Lokasi-lokasi yang menjadi sasaran demonstrasi meliputi kawasan sekitar Monumen Nasional (Monas), area Kantor Kementerian Keuangan, Tugu Tani, serta depan Gedung Dewan Perwakilan Rakyat (DPR). Sebaran lokasi ini menunjukkan potensi kepadatan aktivitas di beberapa titik vital Jakarta.

Untuk mengantisipasi dan mengawal jalannya kelima aksi tersebut, Kepolisian Daerah (Polda) Metro Jaya memutuskan untuk mengerahkan total 4.263 personel keamanan. Jumlah ini merupakan angka pengerahan yang signifikan untuk menjaga ketertiban umum.

Personel yang dikerahkan merupakan tim gabungan yang terdiri dari anggota Polda Metro Jaya, Polres Jakarta Pusat, serta seluruh jajaran kepolisian sektor yang berada di wilayah tersebut. Pengamanan terpadu ini bertujuan memastikan keamanan semua pihak.

Salah satu kelompok aksi pertama yang dijadwalkan adalah Dewan Pengurus Nasional Tani Merdeka Indonesia bersama beberapa aliansi petani lainnya. Mereka berencana menyampaikan aspirasi di Kawasan Cawan Selatan Monas.

Dilansir dari Bloomberg Technoz, demonstrasi dari kelompok tani ini diperkirakan akan mulai dilaksanakan sekitar pukul 09.00 WIB pagi hari. Ini menandai dimulainya rangkaian aksi unjuk rasa pada hari tersebut.

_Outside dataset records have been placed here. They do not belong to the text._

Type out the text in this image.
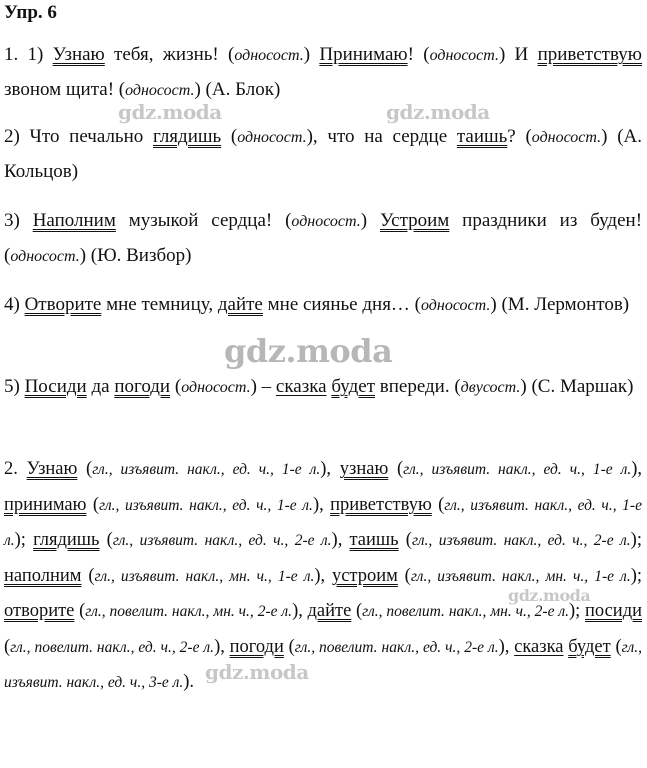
Упр. 6
1. 1) Узнаю тебя, жизнь! (односост.) Принимаю! (односост.) И приветствую звоном щита! (односост.) (А. Блок)
2) Что печально глядишь (односост.), что на сердце таишь? (односост.) (А. Кольцов)
3) Наполним музыкой сердца! (односост.) Устроим праздники из буден! (односост.) (Ю. Визбор)
4) Отворите мне темницу, дайте мне сиянье дня… (односост.) (М. Лермонтов)
5) Посиди да погоди (односост.) – сказка будет впереди. (двусост.) (С. Маршак)
2. Узнаю (гл., изъявит. накл., ед. ч., 1-е л.), узнаю (гл., изъявит. накл., ед. ч., 1-е л.), принимаю (гл., изъявит. накл., ед. ч., 1-е л.), приветствую (гл., изъявит. накл., ед. ч., 1-е л.); глядишь (гл., изъявит. накл., ед. ч., 2-е л.), таишь (гл., изъявит. накл., ед. ч., 2-е л.); наполним (гл., изъявит. накл., мн. ч., 1-е л.), устроим (гл., изъявит. накл., мн. ч., 1-е л.); отворите (гл., повелит. накл., мн. ч., 2-е л.), дайте (гл., повелит. накл., мн. ч., 2-е л.); посиди (гл., повелит. накл., ед. ч., 2-е л.), погоди (гл., повелит. накл., ед. ч., 2-е л.), сказка будет (гл., изъявит. накл., ед. ч., 3-е л.).
gdz.moda	gdz.moda
gdz.moda
gdz.moda
gdz.moda
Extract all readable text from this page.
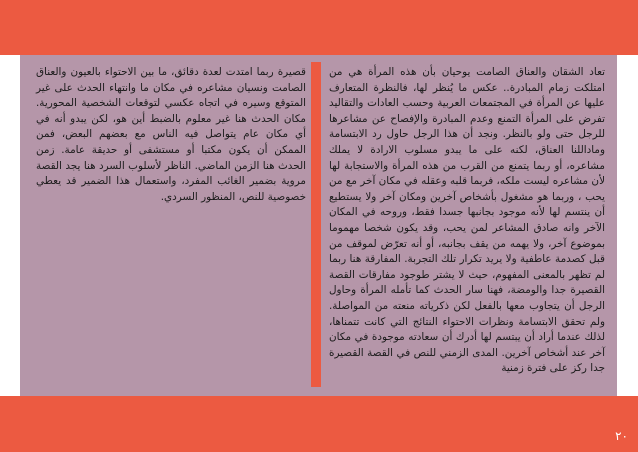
تعاد الشقان والعناق الصامت يوحيان بأن هذه المرأة هي من امتلكت زمام المبادرة.. عكس ما يُنظر لها، فالنظرة المتعارف عليها عن المرأة في المجتمعات العربية وحسب العادات والتقاليد تفرض على المرأة التمنع وعدم المبادرة والإفصاح عن مشاعرها للرجل حتى ولو بالنظر. ونجد أن هذا الرجل حاول رد الابتسامة وماداللنا العناق، لكنه على ما يبدو مسلوب الارادة لا يملك مشاعره، أو ربما يتمنع من القرب من هذه المرأة والاستجابة لها لأن مشاعره ليست ملكه، فربما قلبه وعقله في مكان آخر مع من يحب ، وربما هو مشغول بأشخاص آخرين ومكان آخر ولا يستطيع أن ينتسم لها لأنه موجود بجانبها جسدا فقط، وروحه في المكان الآخر وانه صادق المشاعر لمن يحب، وقد يكون شخصا مهموما بموضوع آخر، ولا يهمه من يقف بجانبه، أو أنه تعرّض لموقف من قبل كصدمة عاطفية ولا يريد تكرار تلك التجربة. المفارقة هنا ربما لم تظهر بالمعنى المفهوم، حيث لا يشتر طوجود مفارقات القصة القصيرة جدا والومضة، فهنا سار الحدث كما تأمله المرأة وحاول الرجل أن يتجاوب معها بالفعل لكن ذكرياته منعته من المواصلة. ولم تحقق الابتسامة ونظرات الاحتواء النتائج التي كانت تتمناها، لذلك عندما أراد أن يبتسم لها أدرك أن سعادته موجودة في مكان آخر عند أشخاص آخرين. المدى الزمني للنص في القصة القصيرة جدا ركز على فترة زمنية

قصيرة ربما امتدت لعدة دقائق، ما بين الاحتواء بالعيون والعناق الصامت ونسيان مشاعره في مكان ما وانتهاء الحدث على غير المتوقع وسيره في اتجاه عكسي لتوقعات الشخصية المحورية. مكان الحدث هنا غير معلوم بالضبط أين هو، لكن يبدو أنه في أي مكان عام يتواصل فيه الناس مع بعضهم البعض، فمن الممكن أن يكون مكتبا أو مستشفى أو حديقة عامة. زمن الحدث هنا الزمن الماضي. الناظر لأسلوب السرد هنا يجد القصة مروية بضمير الغائب المفرد، واستعمال هذا الضمير قد يعطي خصوصية للنص، المنظور السردي.

٢٠
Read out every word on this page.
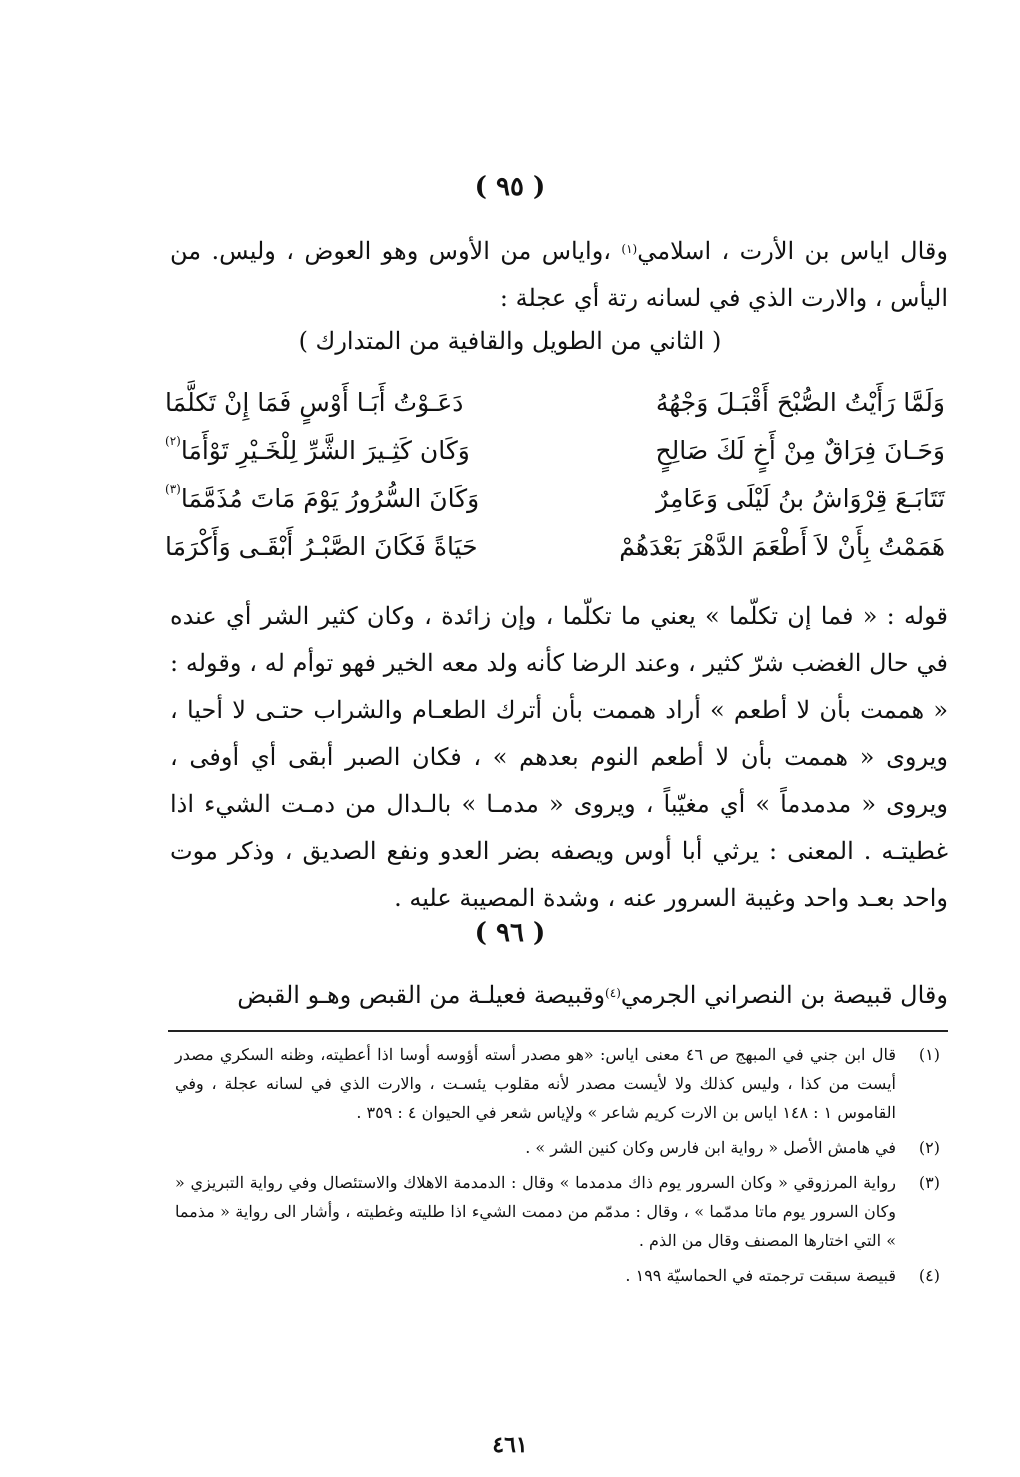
( ٩٥ )
وقال اياس بن الأرت ، اسلامي$^{(١)}$ ،واياس من الأوس وهو العوض ، وليس. من اليأس ، والارت الذي في لسانه رتة أي عجلة :
( الثاني من الطويل والقافية من المتدارك )
وَلَمَّا رَأَيْتُ الصُّبْحَ أَقْبَـلَ وَجْهُهُ
دَعَـوْتُ أَبَـا أَوْسٍ فَمَا إِنْ تَكلَّمَا
وَحَـانَ فِرَاقٌ مِنْ أَخٍ لَكَ صَالِحٍ
وَكَان كَثِـيرَ الشَّرِّ لِلْخَـيْرِ تَوْأَمَا$^{(٢)}$
تَتَابَـعَ قِرْوَاشُ بنُ لَيْلَى وَعَامِرٌ
وَكَانَ السُّرُورُ يَوْمَ مَاتَ مُذَمَّمَا$^{(٣)}$
هَمَمْتُ بِأَنْ لاَ أَطْعَمَ الدَّهْرَ بَعْدَهُمْ
حَيَاةً فَكَانَ الصَّبْـرُ أَبْقَـى وَأَكْرَمَا
قوله : « فما إن تكلّما » يعني ما تكلّما ، وإن زائدة ، وكان كثير الشر أي عنده في حال الغضب شرّ كثير ، وعند الرضا كأنه ولد معه الخير فهو توأم له ، وقوله : « هممت بأن لا أطعم » أراد هممت بأن أترك الطعـام والشراب حتـى لا أحيا ، ويروى « هممت بأن لا أطعم النوم بعدهم » ، فكان الصبر أبقى أي أوفى ، ويروى « مدمدماً » أي مغيّباً ، ويروى « مدمـا » بالـدال من دمـت الشيء اذا غطيتـه . المعنى : يرثي أبا أوس ويصفه بضر العدو ونفع الصديق ، وذكر موت واحد بعـد واحد وغيبة السرور عنه ، وشدة المصيبة عليه .
( ٩٦ )
وقال قبيصة بن النصراني الجرمي$^{(٤)}$وقبيصة فعيلـة من القبص وهـو القبض
(١)
قال ابن جني في المبهج ص ٤٦ معنى اياس: «هو مصدر أسته أؤوسه أوسا اذا أعطيته، وظنه السكري مصدر أيست من كذا ، وليس كذلك ولا لأيست مصدر لأنه مقلوب يئسـت ، والارت الذي في لسانه عجلة ، وفي القاموس ١ : ١٤٨ اياس بن الارت كريم شاعر » ولإياس شعر في الحيوان ٤ : ٣٥٩ .
(٢)
في هامش الأصل « رواية ابن فارس وكان كنين الشر » .
(٣)
رواية المرزوقي « وكان السرور يوم ذاك مدمدما » وقال : الدمدمة الاهلاك والاستئصال وفي رواية التبريزي « وكان السرور يوم ماتا مدمّما » ، وقال : مدمّم من دممت الشيء اذا طليته وغطيته ، وأشار الى رواية « مذمما » التي اختارها المصنف وقال من الذم .
(٤)
قبيصة سبقت ترجمته في الحماسيّة ١٩٩ .
٤٦١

Empat agenda demonstrasi lainnya akan melibatkan berbagai organisasi mahasiswa yang berbeda di lokasi yang berbeda pula. Salah satunya datang dari Kepresma Universitas Trisakti dan rekan-rekannya yang akan beraksi di depan Gedung DPR dan MPR.

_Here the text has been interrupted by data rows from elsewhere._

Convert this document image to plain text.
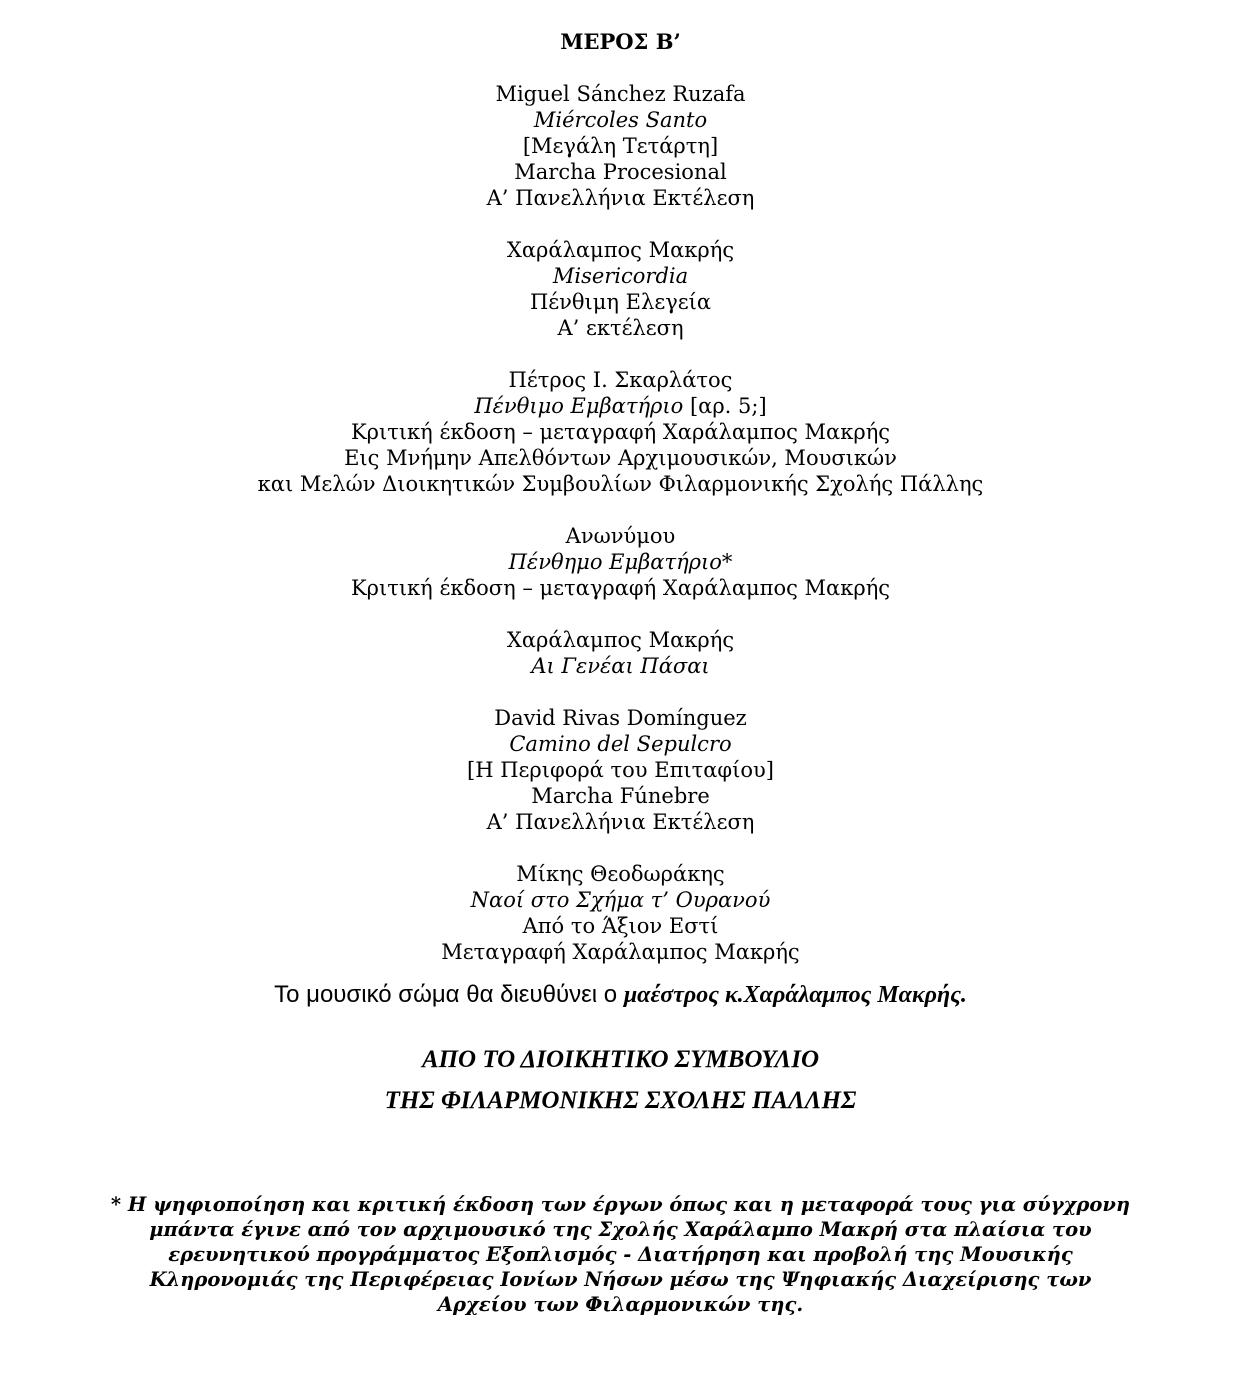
ΜΕΡΟΣ Β’
Miguel Sánchez Ruzafa
Miércoles Santo
[Μεγάλη Τετάρτη]
Marcha Procesional
Α’ Πανελλήνια Εκτέλεση
Χαράλαμπος Μακρής
Misericordia
Πένθιμη Ελεγεία
Α’ εκτέλεση
Πέτρος Ι. Σκαρλάτος
Πένθιμο Εμβατήριο [αρ. 5;]
Κριτική έκδοση – μεταγραφή Χαράλαμπος Μακρής
Εις Μνήμην Απελθόντων Αρχιμουσικών, Μουσικών
και Μελών Διοικητικών Συμβουλίων Φιλαρμονικής Σχολής Πάλλης
Ανωνύμου
Πένθημο Εμβατήριο*
Κριτική έκδοση – μεταγραφή Χαράλαμπος Μακρής
Χαράλαμπος Μακρής
Αι Γενέαι Πάσαι
David Rivas Domínguez
Camino del Sepulcro
[Η Περιφορά του Επιταφίου]
Marcha Fúnebre
Α’ Πανελλήνια Εκτέλεση
Μίκης Θεοδωράκης
Ναοί στο Σχήμα τ’ Ουρανού
Από το Άξιον Εστί
Μεταγραφή Χαράλαμπος Μακρής
Το μουσικό σώμα θα διευθύνει ο μαέστρος κ.Χαράλαμπος Μακρής.
ΑΠΟ ΤΟ ΔΙΟΙΚΗΤΙΚΟ ΣΥΜΒΟΥΛΙΟ
ΤΗΣ ΦΙΛΑΡΜΟΝΙΚΗΣ ΣΧΟΛΗΣ ΠΑΛΛΗΣ
* Η ψηφιοποίηση και κριτική έκδοση των έργων όπως και η μεταφορά τους για σύγχρονη
μπάντα έγινε από τον αρχιμουσικό της Σχολής Χαράλαμπο Μακρή στα πλαίσια του
ερευνητικού προγράμματος Εξοπλισμός - Διατήρηση και προβολή της Μουσικής
Κληρονομιάς της Περιφέρειας Ιονίων Νήσων μέσω της Ψηφιακής Διαχείρισης των
Αρχείου των Φιλαρμονικών της.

Aksi mahasiswa di kompleks parlemen tersebut dijadwalkan untuk dimulai satu jam lebih lambat, yaitu pada pukul 10.00 WIB. Hal ini menunjukkan adanya penjadwalan yang berbeda antar kelompok demonstran.

Kemudian, Ikatan Senat Mahasiswa Ekonomi Indonesia tercatat memiliki jadwal aksi tersendiri, yakni sekitar pukul 11.00 WIB di area Bundaran Hotel Indonesia (HI). Mereka akan menyampaikan tuntutan di salah satu persimpangan tersibuk Jakarta.